The luck of the Irish: what to do with all the money?

Ireland is set to have a budget surplus of around ten billion euros this year, according to Finance Minister Michael McGrath. The main reason is that corporate tax revenues are much higher than expected. By 2026 the annual surplus is set to rise to over 20 billion euros. Commentators discuss what to throw the money at.

Open/close all quotes
thejournal.ie (IE) /

New homes desperately needed

The money should be used to build homes, journal.ie demands:

“Demographics suggest Ireland will have to build 50,000 houses a year for the next three decades, compared to the annual output of about 30,000 now. This can be framed as either an obstacle or an opportunity. We need to meet the demand we know will be there, which provides much-needed stability for the sector. ...We were able to do the unthinkable during Covid, shutting down much of society for long tracts of time.
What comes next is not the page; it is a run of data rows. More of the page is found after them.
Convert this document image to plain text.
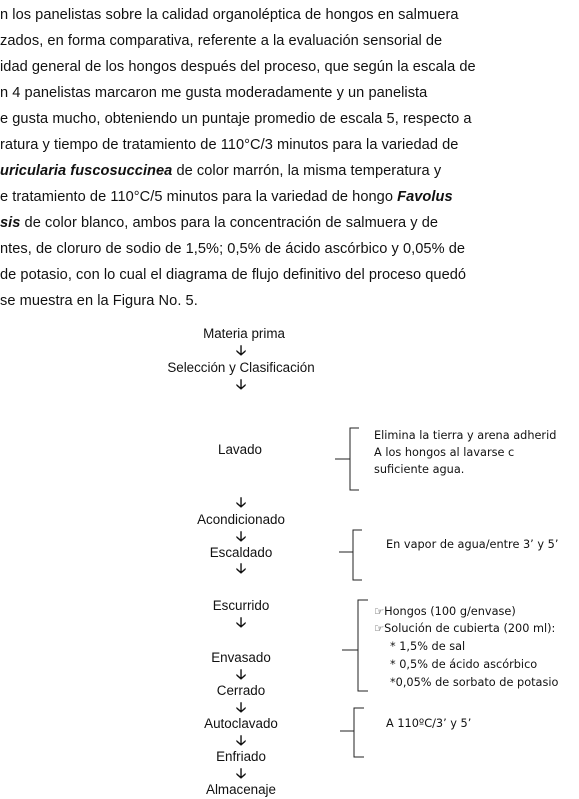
n los panelistas sobre la calidad organoléptica de hongos en salmuera
zados, en forma comparativa, referente a la evaluación sensorial de
idad general de los hongos después del proceso, que según la escala de
n 4 panelistas marcaron me gusta moderadamente y un panelista
e gusta mucho, obteniendo un puntaje promedio de escala 5, respecto a
ratura y tiempo de tratamiento de 110°C/3 minutos para la variedad de
uricularia fuscosuccinea de color marrón, la misma temperatura y
e tratamiento de 110°C/5 minutos para la variedad de hongo Favolus
sis de color blanco, ambos para la concentración de salmuera y de
ntes, de cloruro de sodio de 1,5%; 0,5% de ácido ascórbico y 0,05% de
de potasio, con lo cual el diagrama de flujo definitivo del proceso quedó
se muestra en la Figura No. 5.
Materia prima
🡣
Selección y Clasificación
🡣
Lavado
🡣
Acondicionado
🡣
Escaldado
🡣
Escurrido
🡣
Envasado
🡣
Cerrado
🡣
Autoclavado
🡣
Enfriado
🡣
Almacenaje
Elimina la tierra y arena adherid
A los hongos al lavarse c
suficiente agua.
En vapor de agua/entre 3’ y 5’
☞Hongos (100 g/envase)
☞Solución de cubierta (200 ml):
* 1,5% de sal
* 0,5% de ácido ascórbico
*0,05% de sorbato de potasio
A 110ºC/3’ y 5’
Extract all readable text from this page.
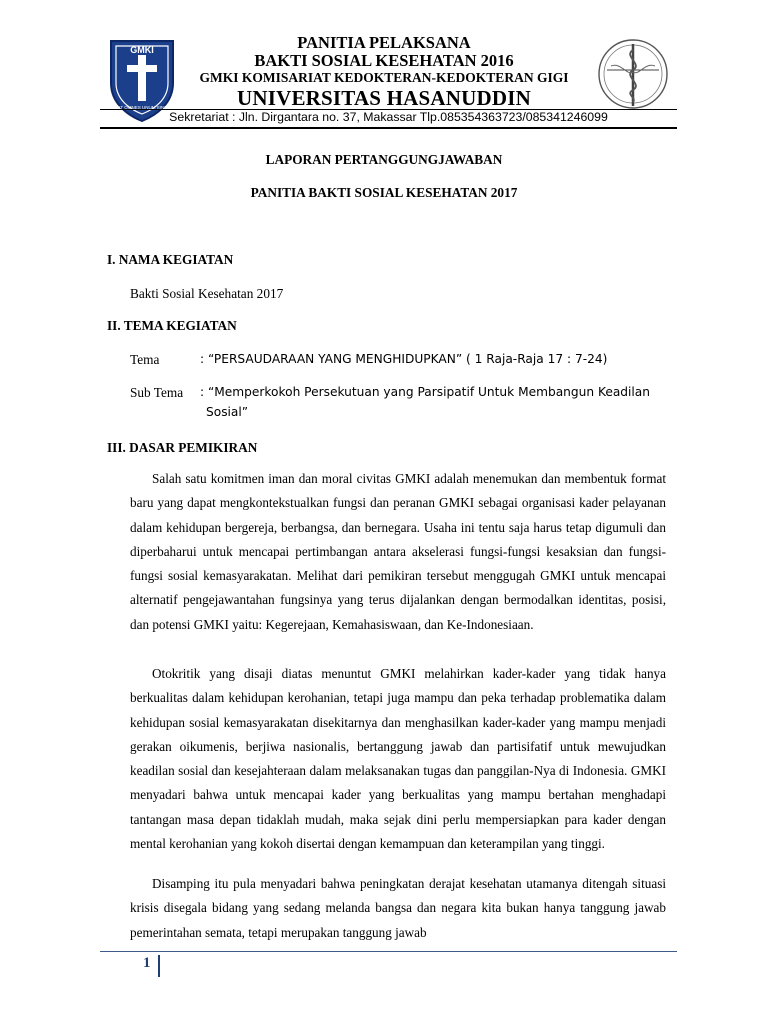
GMKI
UT OMNES UNUM SINT
PANITIA PELAKSANA
BAKTI SOSIAL KESEHATAN 2016
GMKI KOMISARIAT KEDOKTERAN-KEDOKTERAN GIGI
UNIVERSITAS HASANUDDIN
Sekretariat : Jln. Dirgantara no. 37, Makassar Tlp.085354363723/085341246099
LAPORAN PERTANGGUNGJAWABAN
PANITIA BAKTI SOSIAL KESEHATAN 2017
I. NAMA KEGIATAN
Bakti Sosial Kesehatan 2017
II. TEMA KEGIATAN
Tema	: “PERSAUDARAAN YANG MENGHIDUPKAN” ( 1 Raja-Raja 17 : 7-24)
Sub Tema : “Memperkokoh Persekutuan yang Parsipatif Untuk Membangun Keadilan
Sosial”
III. DASAR PEMIKIRAN
Salah satu komitmen iman dan moral civitas GMKI adalah menemukan dan membentuk format baru yang dapat mengkontekstualkan fungsi dan peranan GMKI sebagai organisasi kader pelayanan dalam kehidupan bergereja, berbangsa, dan bernegara. Usaha ini tentu saja harus tetap digumuli dan diperbaharui untuk mencapai pertimbangan antara akselerasi fungsi-fungsi kesaksian dan fungsi-fungsi sosial kemasyarakatan. Melihat dari pemikiran tersebut menggugah GMKI untuk mencapai alternatif pengejawantahan fungsinya yang terus dijalankan dengan bermodalkan identitas, posisi, dan potensi GMKI yaitu: Kegerejaan, Kemahasiswaan, dan Ke-Indonesiaan.
Otokritik yang disaji diatas menuntut GMKI melahirkan kader-kader yang tidak hanya berkualitas dalam kehidupan kerohanian, tetapi juga mampu dan peka terhadap problematika dalam kehidupan sosial kemasyarakatan disekitarnya dan menghasilkan kader-kader yang mampu menjadi gerakan oikumenis, berjiwa nasionalis, bertanggung jawab dan partisifatif untuk mewujudkan keadilan sosial dan kesejahteraan dalam melaksanakan tugas dan panggilan-Nya di Indonesia. GMKI menyadari bahwa untuk mencapai kader yang berkualitas yang mampu bertahan menghadapi tantangan masa depan tidaklah mudah, maka sejak dini perlu mempersiapkan para kader dengan mental kerohanian yang kokoh disertai dengan kemampuan dan keterampilan yang tinggi.
Disamping itu pula menyadari bahwa peningkatan derajat kesehatan utamanya ditengah situasi krisis disegala bidang yang sedang melanda bangsa dan negara kita bukan hanya tanggung jawab pemerintahan semata, tetapi merupakan tanggung jawab
1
The housing crisis needs to be treated with comparable urgency.”

The Irish Times (IE) /

Not the time for penny pinching

Irish Times columnist David McWilliams counters the fetishisation of saving, common among many economists even in the face of a budget surplus:

“Money has a magical quality because it motivates humans to strive, innovate and turn ideas into reality. By saving at this rate, we might as well be burying this substance under the ground, waiting for future generations to dig it up and use it. Such behaviour is a betrayal of today for the comfort of tomorrow, hiding behind the sanctimonious veil of savings when what we are really doing is avoiding hard thinking, which after all is what economics is all about.”